A Few Questions about DeLillo's Point Omega
Fri Mar 5, 2010
I just read this, and I have to admit that I resent its price. Moving past that minor objection, I have read a few of the reviews (FT, CSM, McGrath piece in NYT), and I would have liked for them to have tackled what seems to me be an important question about the book–i.e., what happens to Jessica. They chose spoiler avoidance, which is understandable, but I have no such compunction. Jessie is Richard Elster’s daughter. Elster is a former Pentagon consultant and intellectual architect of “reality-based community”-like ideas, who’s become, in his Spenglerian declining phase, a Teilhardian. Hence, “Point Omega.” Jim Finley wants to do a Fog of War on him. Jessie meets our anonymous narrator for two sections during a screening of Douglas Gordon’s 24-hour Psycho. These two sections begin and the end the book, while the rest takes place in a desert retreat where Finley tries to persuade Elster to participate in the film.
Jessie, who’s been getting calls from the shy film buff, who’s apparently too shy to say anything on the phone, which causes the mother to send her to the desert. She stays with her father and Finley for a few weeks, then disappears one day, never to be seen again. A knife is found in a ravine, but its status is ambiguous. Finley suspects the “boyfriend,” but the narrative leaves little clear evidence, at least that I noticed on a single read, about what happens.
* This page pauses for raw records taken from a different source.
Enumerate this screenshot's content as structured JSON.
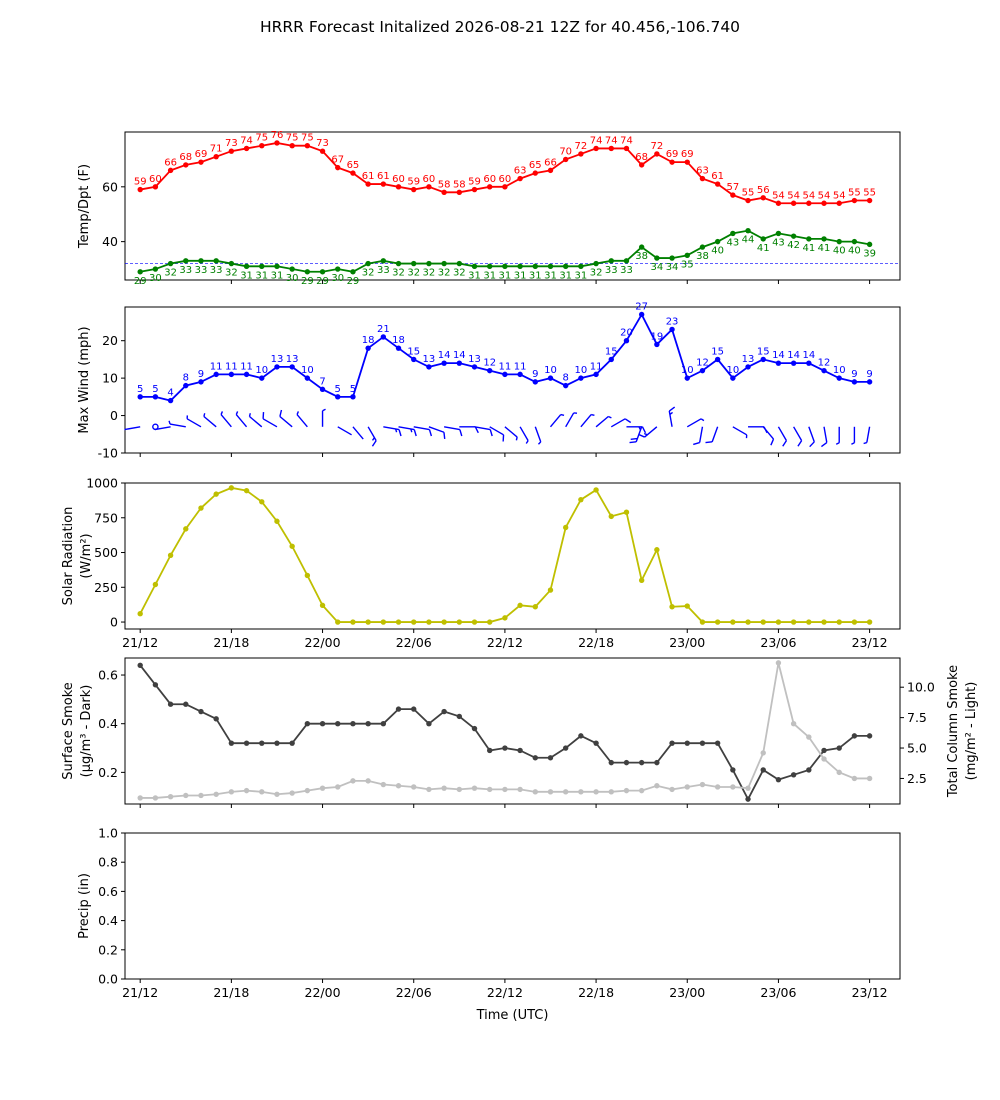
{
  "title": "HRRR Forecast Initalized 2026-08-21 12Z for 40.456,-106.740",
  "x_tick_labels": [
    "21/12",
    "21/18",
    "22/00",
    "22/06",
    "22/12",
    "22/18",
    "23/00",
    "23/06",
    "23/12"
  ],
  "x_label": "Time (UTC)",
  "hours": [
    0,
    1,
    2,
    3,
    4,
    5,
    6,
    7,
    8,
    9,
    10,
    11,
    12,
    13,
    14,
    15,
    16,
    17,
    18,
    19,
    20,
    21,
    22,
    23,
    24,
    25,
    26,
    27,
    28,
    29,
    30,
    31,
    32,
    33,
    34,
    35,
    36,
    37,
    38,
    39,
    40,
    41,
    42,
    43,
    44,
    45,
    46,
    47,
    48
  ],
  "colors": {
    "temp": "#ff0000",
    "dewpoint": "#008000",
    "wind": "#0000ff",
    "solar": "#bfbf00",
    "smoke_surface": "#404040",
    "smoke_column": "#c0c0c0"
  },
  "chart_data": [
    {
      "type": "line",
      "ylabel": "Temp/Dpt (F)",
      "ylim": [
        26,
        80
      ],
      "yticks": [
        40,
        60
      ],
      "reference_line": 32,
      "series": [
        {
          "name": "Temperature",
          "color": "#ff0000",
          "values": [
            59,
            60,
            66,
            68,
            69,
            71,
            73,
            74,
            75,
            76,
            75,
            75,
            73,
            67,
            65,
            61,
            61,
            60,
            59,
            60,
            58,
            58,
            59,
            60,
            60,
            63,
            65,
            66,
            70,
            72,
            74,
            74,
            74,
            68,
            72,
            69,
            69,
            63,
            61,
            57,
            55,
            56,
            54,
            54,
            54,
            54,
            54,
            55,
            55
          ]
        },
        {
          "name": "Dewpoint",
          "color": "#008000",
          "values": [
            29,
            30,
            32,
            33,
            33,
            33,
            32,
            31,
            31,
            31,
            30,
            29,
            29,
            30,
            29,
            32,
            33,
            32,
            32,
            32,
            32,
            32,
            31,
            31,
            31,
            31,
            31,
            31,
            31,
            31,
            32,
            33,
            33,
            38,
            34,
            34,
            35,
            38,
            40,
            43,
            44,
            41,
            43,
            42,
            41,
            41,
            40,
            40,
            39
          ]
        }
      ]
    },
    {
      "type": "line",
      "ylabel": "Max Wind (mph)",
      "ylim": [
        -10,
        29
      ],
      "yticks": [
        -10,
        0,
        10,
        20
      ],
      "series": [
        {
          "name": "Max Wind",
          "color": "#0000ff",
          "values": [
            5,
            5,
            4,
            8,
            9,
            11,
            11,
            11,
            10,
            13,
            13,
            10,
            7,
            5,
            5,
            18,
            21,
            18,
            15,
            13,
            14,
            14,
            13,
            12,
            11,
            11,
            9,
            10,
            8,
            10,
            11,
            15,
            20,
            27,
            19,
            23,
            10,
            12,
            15,
            10,
            13,
            15,
            14,
            14,
            14,
            12,
            10,
            9,
            9
          ]
        }
      ],
      "wind_barb_directions_deg": [
        260,
        0,
        260,
        280,
        300,
        310,
        320,
        320,
        310,
        300,
        310,
        320,
        0,
        120,
        140,
        150,
        100,
        100,
        100,
        110,
        100,
        90,
        100,
        120,
        130,
        150,
        160,
        40,
        30,
        40,
        50,
        60,
        90,
        200,
        230,
        350,
        60,
        190,
        200,
        120,
        90,
        140,
        150,
        150,
        160,
        170,
        180,
        180,
        190
      ]
    },
    {
      "type": "line",
      "ylabel": "Solar Radiation\n(W/m²)",
      "ylim": [
        -50,
        1000
      ],
      "yticks": [
        0,
        250,
        500,
        750,
        1000
      ],
      "series": [
        {
          "name": "Solar Radiation",
          "color": "#bfbf00",
          "values": [
            60,
            270,
            480,
            670,
            820,
            920,
            965,
            945,
            865,
            725,
            545,
            335,
            120,
            0,
            0,
            0,
            0,
            0,
            0,
            0,
            0,
            0,
            0,
            0,
            30,
            120,
            110,
            230,
            680,
            880,
            950,
            760,
            790,
            300,
            520,
            110,
            115,
            0,
            0,
            0,
            0,
            0,
            0,
            0,
            0,
            0,
            0,
            0,
            0
          ]
        }
      ]
    },
    {
      "type": "line",
      "ylabel": "Surface Smoke\n(µg/m³ - Dark)",
      "ylim": [
        0.07,
        0.67
      ],
      "yticks": [
        0.2,
        0.4,
        0.6
      ],
      "ylabel_right": "Total Column Smoke\n(mg/m² - Light)",
      "ylim_right": [
        0.4,
        12.4
      ],
      "yticks_right": [
        2.5,
        5.0,
        7.5,
        10.0
      ],
      "series": [
        {
          "name": "Surface Smoke",
          "axis": "left",
          "color": "#404040",
          "values": [
            0.64,
            0.56,
            0.48,
            0.48,
            0.45,
            0.42,
            0.32,
            0.32,
            0.32,
            0.32,
            0.32,
            0.4,
            0.4,
            0.4,
            0.4,
            0.4,
            0.4,
            0.46,
            0.46,
            0.4,
            0.45,
            0.43,
            0.38,
            0.29,
            0.3,
            0.29,
            0.26,
            0.26,
            0.3,
            0.35,
            0.32,
            0.24,
            0.24,
            0.24,
            0.24,
            0.32,
            0.32,
            0.32,
            0.32,
            0.21,
            0.09,
            0.21,
            0.17,
            0.19,
            0.21,
            0.29,
            0.3,
            0.35,
            0.35
          ]
        },
        {
          "name": "Total Column Smoke",
          "axis": "right",
          "color": "#c0c0c0",
          "values": [
            0.9,
            0.9,
            1.0,
            1.1,
            1.1,
            1.2,
            1.4,
            1.5,
            1.4,
            1.2,
            1.3,
            1.5,
            1.7,
            1.8,
            2.3,
            2.3,
            2.0,
            1.9,
            1.8,
            1.6,
            1.7,
            1.6,
            1.7,
            1.6,
            1.6,
            1.6,
            1.4,
            1.4,
            1.4,
            1.4,
            1.4,
            1.4,
            1.5,
            1.5,
            1.9,
            1.6,
            1.8,
            2.0,
            1.8,
            1.8,
            1.7,
            4.6,
            12.0,
            7.0,
            5.9,
            4.1,
            3.0,
            2.5,
            2.5
          ]
        }
      ]
    },
    {
      "type": "line",
      "ylabel": "Precip (in)",
      "xlabel": "Time (UTC)",
      "ylim": [
        0,
        1
      ],
      "yticks": [
        0.0,
        0.2,
        0.4,
        0.6,
        0.8,
        1.0
      ],
      "series": []
    }
  ]
}
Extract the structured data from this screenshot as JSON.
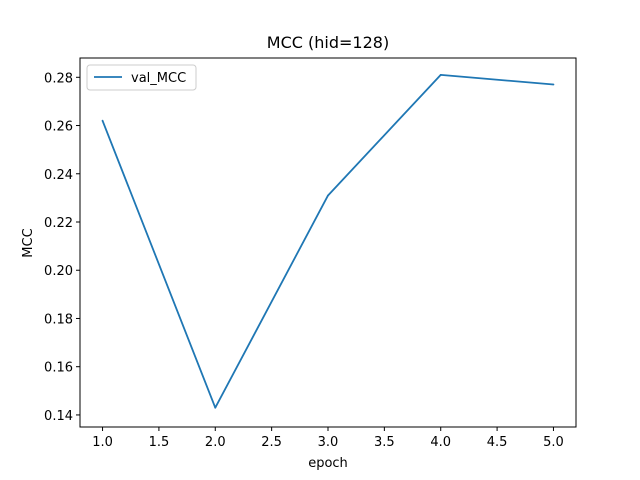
{
  "chart_data": {
    "type": "line",
    "title": "MCC (hid=128)",
    "xlabel": "epoch",
    "ylabel": "MCC",
    "xlim": [
      0.8,
      5.2
    ],
    "ylim": [
      0.135,
      0.288
    ],
    "xticks": [
      1.0,
      1.5,
      2.0,
      2.5,
      3.0,
      3.5,
      4.0,
      4.5,
      5.0
    ],
    "xtick_labels": [
      "1.0",
      "1.5",
      "2.0",
      "2.5",
      "3.0",
      "3.5",
      "4.0",
      "4.5",
      "5.0"
    ],
    "yticks": [
      0.14,
      0.16,
      0.18,
      0.2,
      0.22,
      0.24,
      0.26,
      0.28
    ],
    "ytick_labels": [
      "0.14",
      "0.16",
      "0.18",
      "0.20",
      "0.22",
      "0.24",
      "0.26",
      "0.28"
    ],
    "grid": false,
    "legend_position": "top-left",
    "series": [
      {
        "name": "val_MCC",
        "color": "#1f77b4",
        "x": [
          1,
          2,
          3,
          4,
          5
        ],
        "y": [
          0.262,
          0.143,
          0.231,
          0.281,
          0.277
        ]
      }
    ]
  }
}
Jessie has some type of mental disturbance, the nature of which is not precisely described. DeLillo’s intention seemed clearest to me when he describes an academic article on the subject of renditions, apparently written in a Straussian manner, that Elster had written early in the course of the Gulf War. (The paper may have lead to his invitation from the Pentagon.) Here’s what I think is an important paragraph:
Toward the end of the commentary he wrote about select current meanings of the word rendition—interpretation, translation, performance. Within those walls, somewhere, in seclusion, a drama is being enacted, old as human memory, he wrote, actors naked, chained, blindfolded, other actors with props of intimidation, the renderers, nameless and masked, dressed in black, and what ensues, he wrote, is a revenge play that reflects the mass will and interprets the shadowy need of an entire nation, ours. (34)
Elster’s ideas about emerging consciousness, thought as an organism, are closely related to his sense of guilt. Or at least this seems to be Finley’s interpretation. So the disappearance into the desert of his daughter is either a wished-for punishment or retribution brought into being by an emergent order, or an act consciously carried out by Finley, for example, who appoints himself agent of these processes. That our anonymous narrator has traveled to the desert to recreate, in his small way, a scene from the slowed film strikes me as implausible. But I would need to read this again to decide for sure.